Let n be any positive integer.

Show that n has a multiple that contains only 0's and 1's (in base 10).

Let R(u, v) be the remainder when u is divided by v, with R(u,v) between 0 and v-1 inclusive.

Let's consider the set of values T(k) = R(10^{k}, n) for k = 0, 1, 2, ...
Each of these values is between 0 and m-1 inclusive.
If any of them is 0, for some value of k, then n divides evenly into 10^{k}
and that's the multiple we're looking for.
This will happen if the only prime factors of n are 2 and 5, i.e. n = 2^{a}.5^{b},
and the multiple is 10^{max(a,b)}.

Otherwise, we have an infinite sequence of values between 1 and n-1
inclusive.
At least one of these values must be repeated infinitely often (otherwise,
there'd only be a finite number of them!).
Let z be one such value, and let r_{1}, r_{2}, ...
be the values of k where T(k) = z.

We claim that n divides evenly into
N = 10^{r1} + 10^{r2} + ... + 10^{rn}.
Consider the remainders when that number is divided by n.
Each term leaves a remainder of z when divided by n, and so the sum
leaves a remainder of nz, which itself is divisible by n.
So N is a multiple of n which contains only 1's and 0's, and we're done.

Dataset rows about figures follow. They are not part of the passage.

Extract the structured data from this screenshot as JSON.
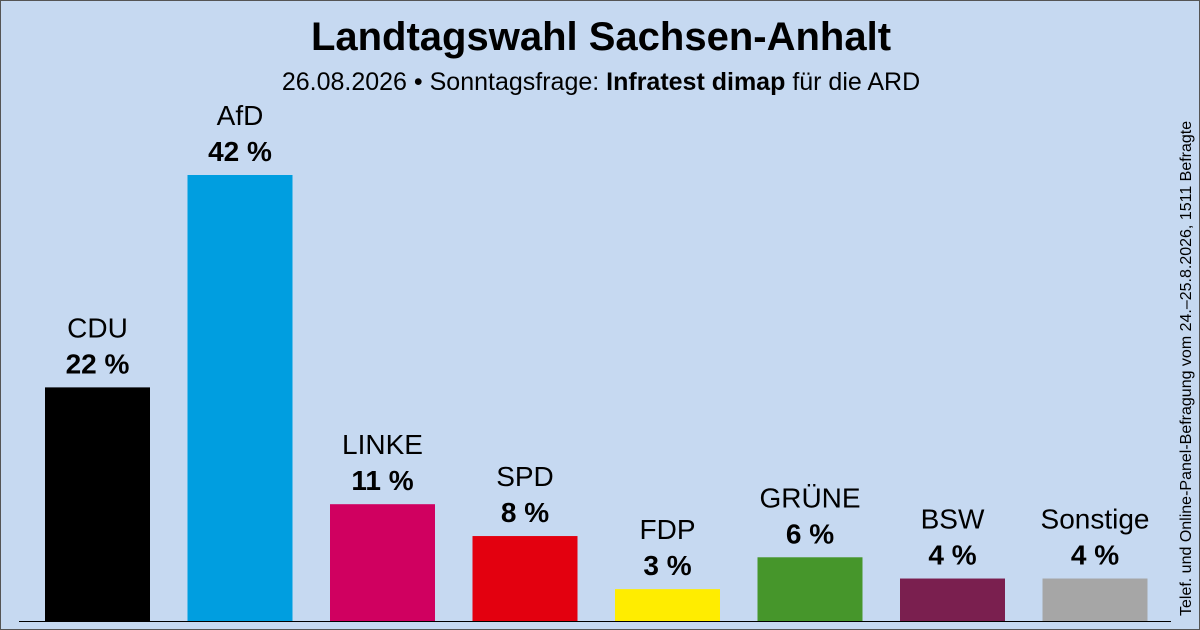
{
  "title": "Landtagswahl Sachsen-Anhalt",
  "subtitle": {
    "date": "26.08.2026",
    "separator": "•",
    "label": "Sonntagsfrage:",
    "institute": "Infratest dimap",
    "suffix": "für die ARD"
  },
  "side_note": "Telef. und Online-Panel-Befragung vom 24.–25.8.2026, 1511 Befragte",
  "chart_data": {
    "type": "bar",
    "title": "Landtagswahl Sachsen-Anhalt",
    "xlabel": "",
    "ylabel": "",
    "unit": "%",
    "ylim": [
      0,
      42
    ],
    "grid": false,
    "categories": [
      "CDU",
      "AfD",
      "LINKE",
      "SPD",
      "FDP",
      "GRÜNE",
      "BSW",
      "Sonstige"
    ],
    "values": [
      22,
      42,
      11,
      8,
      3,
      6,
      4,
      4
    ],
    "value_labels": [
      "22 %",
      "42 %",
      "11 %",
      "8 %",
      "3 %",
      "6 %",
      "4 %",
      "4 %"
    ],
    "colors": [
      "#000000",
      "#009ee0",
      "#d00060",
      "#e3000f",
      "#ffed00",
      "#46962b",
      "#7a1f4f",
      "#a6a6a6"
    ]
  }
}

As an example, consider n = 14. The T(k) sequence is: 1, 10, 2, 6, 4, 12, 8, 10, 2, 6, 4, 12, 8, 10, ... so we can choose the subsequence of terms having value 10, with indexes 1, 7, 13, ... Taking the first 14 indexes, using them as exponents of 10 and adding the results produces the value N = 10000010000010000010000010000010000010000010000010000010000010000010000010000010. And N is indeed a multiple of 14: N = 14.714286428572142857857143571429285715000000714286428572142857857143571429285715.